I've posted a few times about my stick-insects - Macleay's Spectres (Extatosoma tiaratum) and can report I now have a lot (like, a pint!) of eggs. They were certainly fecund. I'm not currently raising these however, as I have a different species after a friend sent me a batch of eggs of Black Beauty stick-insects (Peruphasma schultei).

Whereas E. tiaratum are fairly common, P. schultei are not, at least not in the wild. They come from northern Peru and are known only from a 5-hectare area at 1200 - 1800 m altitude in the Cordillera del Condor, a mountainous area known as one of the world's biodiversity hotspots. There they feed on pepper-trees (Schinus spp.) but in captivity, are happy with privet, lilac and honeysuckle (and probably some other small shrubby trees too). They prefer drier conditions (40-60% humidity or thereabouts) than species from more humid areas of the tropics and should be fairly straightforward to keep without expensive equipment. They were only discovered and described in 2002 (Conle & Hennemann, 2005) and relatively little is known about them, although tyhey are popular and are cultured and shared around the world without being collected from the wild. 

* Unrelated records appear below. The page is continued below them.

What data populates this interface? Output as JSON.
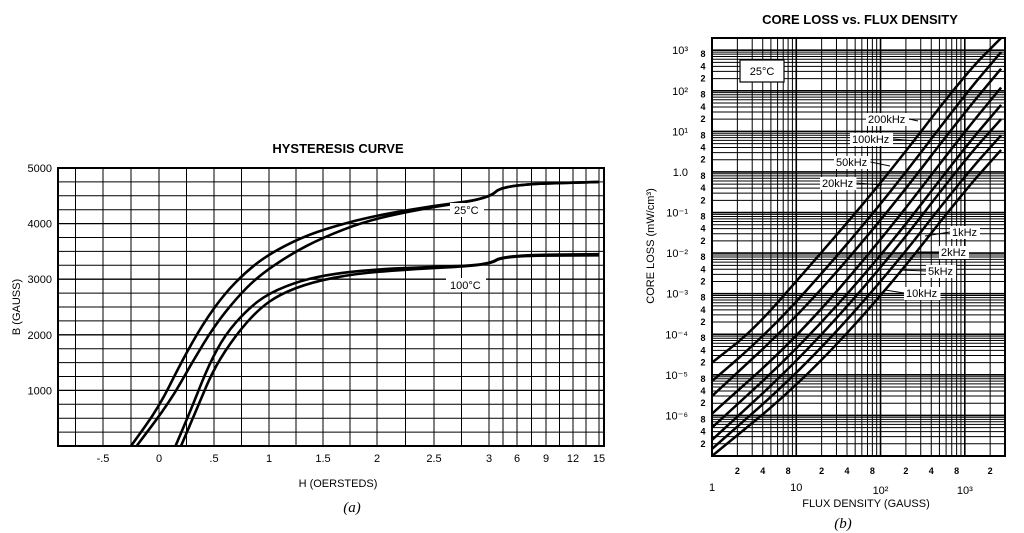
{
  "chart_data": [
    {
      "type": "line",
      "title": "HYSTERESIS CURVE",
      "xlabel": "H  (OERSTEDS)",
      "ylabel": "B (GAUSS)",
      "caption": "(a)",
      "x_tick_labels": [
        "-.5",
        "0",
        ".5",
        "1",
        "1.5",
        "2",
        "2.5",
        "3",
        "6",
        "9",
        "12",
        "15"
      ],
      "y_tick_labels": [
        "1000",
        "2000",
        "3000",
        "4000",
        "5000"
      ],
      "ylim": [
        0,
        5000
      ],
      "grid": true,
      "series": [
        {
          "name": "25°C",
          "branches": [
            [
              [
                -0.25,
                0
              ],
              [
                0,
                700
              ],
              [
                0.2,
                1500
              ],
              [
                0.4,
                2200
              ],
              [
                0.6,
                2750
              ],
              [
                0.8,
                3150
              ],
              [
                1.0,
                3450
              ],
              [
                1.3,
                3750
              ],
              [
                1.6,
                3950
              ],
              [
                2.0,
                4150
              ],
              [
                2.5,
                4320
              ],
              [
                3.0,
                4450
              ],
              [
                4.5,
                4700
              ],
              [
                15,
                4750
              ]
            ],
            [
              [
                -0.2,
                0
              ],
              [
                0.1,
                800
              ],
              [
                0.3,
                1500
              ],
              [
                0.5,
                2150
              ],
              [
                0.7,
                2650
              ],
              [
                0.9,
                3050
              ],
              [
                1.2,
                3450
              ],
              [
                1.5,
                3750
              ],
              [
                1.9,
                4050
              ],
              [
                2.4,
                4270
              ],
              [
                3.0,
                4450
              ],
              [
                4.5,
                4700
              ],
              [
                15,
                4750
              ]
            ]
          ]
        },
        {
          "name": "100°C",
          "branches": [
            [
              [
                0.15,
                0
              ],
              [
                0.3,
                700
              ],
              [
                0.45,
                1450
              ],
              [
                0.6,
                2000
              ],
              [
                0.8,
                2450
              ],
              [
                1.0,
                2750
              ],
              [
                1.3,
                2980
              ],
              [
                1.6,
                3100
              ],
              [
                2.0,
                3180
              ],
              [
                2.5,
                3220
              ],
              [
                3.0,
                3260
              ],
              [
                4.5,
                3430
              ],
              [
                15,
                3450
              ]
            ],
            [
              [
                0.2,
                0
              ],
              [
                0.35,
                700
              ],
              [
                0.5,
                1400
              ],
              [
                0.7,
                2000
              ],
              [
                0.9,
                2450
              ],
              [
                1.1,
                2730
              ],
              [
                1.4,
                2950
              ],
              [
                1.8,
                3100
              ],
              [
                2.3,
                3180
              ],
              [
                3.0,
                3250
              ],
              [
                4.5,
                3420
              ],
              [
                15,
                3430
              ]
            ]
          ]
        }
      ]
    },
    {
      "type": "line",
      "title": "CORE LOSS vs. FLUX DENSITY",
      "xlabel": "FLUX DENSITY (GAUSS)",
      "ylabel": "CORE LOSS (mW/cm³)",
      "caption": "(b)",
      "x_scale": "log",
      "y_scale": "log",
      "xlim": [
        1,
        3000
      ],
      "ylim": [
        1e-07,
        2000
      ],
      "grid": true,
      "annotation": "25°C",
      "x_tick_labels": [
        {
          "v": 1,
          "t": "1"
        },
        {
          "v": 10,
          "t": "10"
        }
      ],
      "y_tick_labels": [
        "10³",
        "10²",
        "10¹",
        "1.0",
        "10⁻¹",
        "10⁻²",
        "10⁻³",
        "10⁻⁴",
        "10⁻⁵",
        "10⁻⁶"
      ],
      "series": [
        {
          "name": "200kHz",
          "points": [
            [
              1,
              2e-05
            ],
            [
              3,
              0.00012
            ],
            [
              10,
              0.002
            ],
            [
              100,
              0.5
            ],
            [
              1000,
              250
            ],
            [
              2700,
              2000
            ]
          ]
        },
        {
          "name": "100kHz",
          "points": [
            [
              1,
              7e-06
            ],
            [
              3,
              5e-05
            ],
            [
              10,
              0.0006
            ],
            [
              100,
              0.15
            ],
            [
              1000,
              80
            ],
            [
              2700,
              900
            ]
          ]
        },
        {
          "name": "50kHz",
          "points": [
            [
              1,
              3e-06
            ],
            [
              10,
              0.00025
            ],
            [
              100,
              0.06
            ],
            [
              1000,
              30
            ],
            [
              2700,
              350
            ]
          ]
        },
        {
          "name": "20kHz",
          "points": [
            [
              1,
              1.1e-06
            ],
            [
              10,
              8e-05
            ],
            [
              100,
              0.02
            ],
            [
              1000,
              10
            ],
            [
              2700,
              120
            ]
          ]
        },
        {
          "name": "10kHz",
          "points": [
            [
              1,
              5e-07
            ],
            [
              10,
              4e-05
            ],
            [
              100,
              0.008
            ],
            [
              1000,
              4
            ],
            [
              2700,
              45
            ]
          ]
        },
        {
          "name": "5kHz",
          "points": [
            [
              1,
              2.5e-07
            ],
            [
              10,
              2e-05
            ],
            [
              100,
              0.004
            ],
            [
              1000,
              2
            ],
            [
              2700,
              20
            ]
          ]
        },
        {
          "name": "2kHz",
          "points": [
            [
              1,
              1.5e-07
            ],
            [
              10,
              1e-05
            ],
            [
              100,
              0.0018
            ],
            [
              1000,
              0.8
            ],
            [
              2700,
              8
            ]
          ]
        },
        {
          "name": "1kHz",
          "points": [
            [
              1,
              1e-07
            ],
            [
              10,
              5e-06
            ],
            [
              100,
              0.0008
            ],
            [
              1000,
              0.35
            ],
            [
              2700,
              3.5
            ]
          ]
        }
      ],
      "series_labels": [
        "200kHz",
        "100kHz",
        "50kHz",
        "20kHz",
        "1kHz",
        "2kHz",
        "5kHz",
        "10kHz"
      ]
    }
  ]
}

This means that although there are plenty of care-sheets on the web, they tend to say exactly the same thing based on not-that-much hard evidence - so, amendments and new info is always useful. For example, I have since found out that they are remarkably good at dying. As the hatchlings tend to hide during daylight, they sometimes crawl beneath things, get stuck and starve. So, no more newspaper in the bottom of the hatchery. Some simply failed to thrive, while others were eaten by a larger specimen that turned cannibal despite having plenty of leaves. They are now segregated more carefully and I'm raising a second batch of eggs alongside the original cannibal. Problems aside, they are rather splendid - velvety black except for reddish mouthparts (and when mature, wing-flaps) and yellowish eyes - they are sometimes called golden-eyes stick-insects. Here they are:


New hatchling. Note the white bands near the tips of the antennae.
Side view of about a 3rd instar nymph looking for something to climb onto. The kinked antennae are due to a problem during the most recent moult.

Good view of the reddish mouthparts and yellow eyes.
In 'scorpion' posture. Note the wing-buds.

Reference

Conle, O. V. & Hennemann, F. H. (2005). Studies on neotropical Phasmatodea I: A remarkable new species of Peruphasma Conle & Hennemann, 2002 from Northern Peru (Phasmatodea: Pseudophasmatidae: Pseudophasmatinae). Zootaxa 1068: 59-68.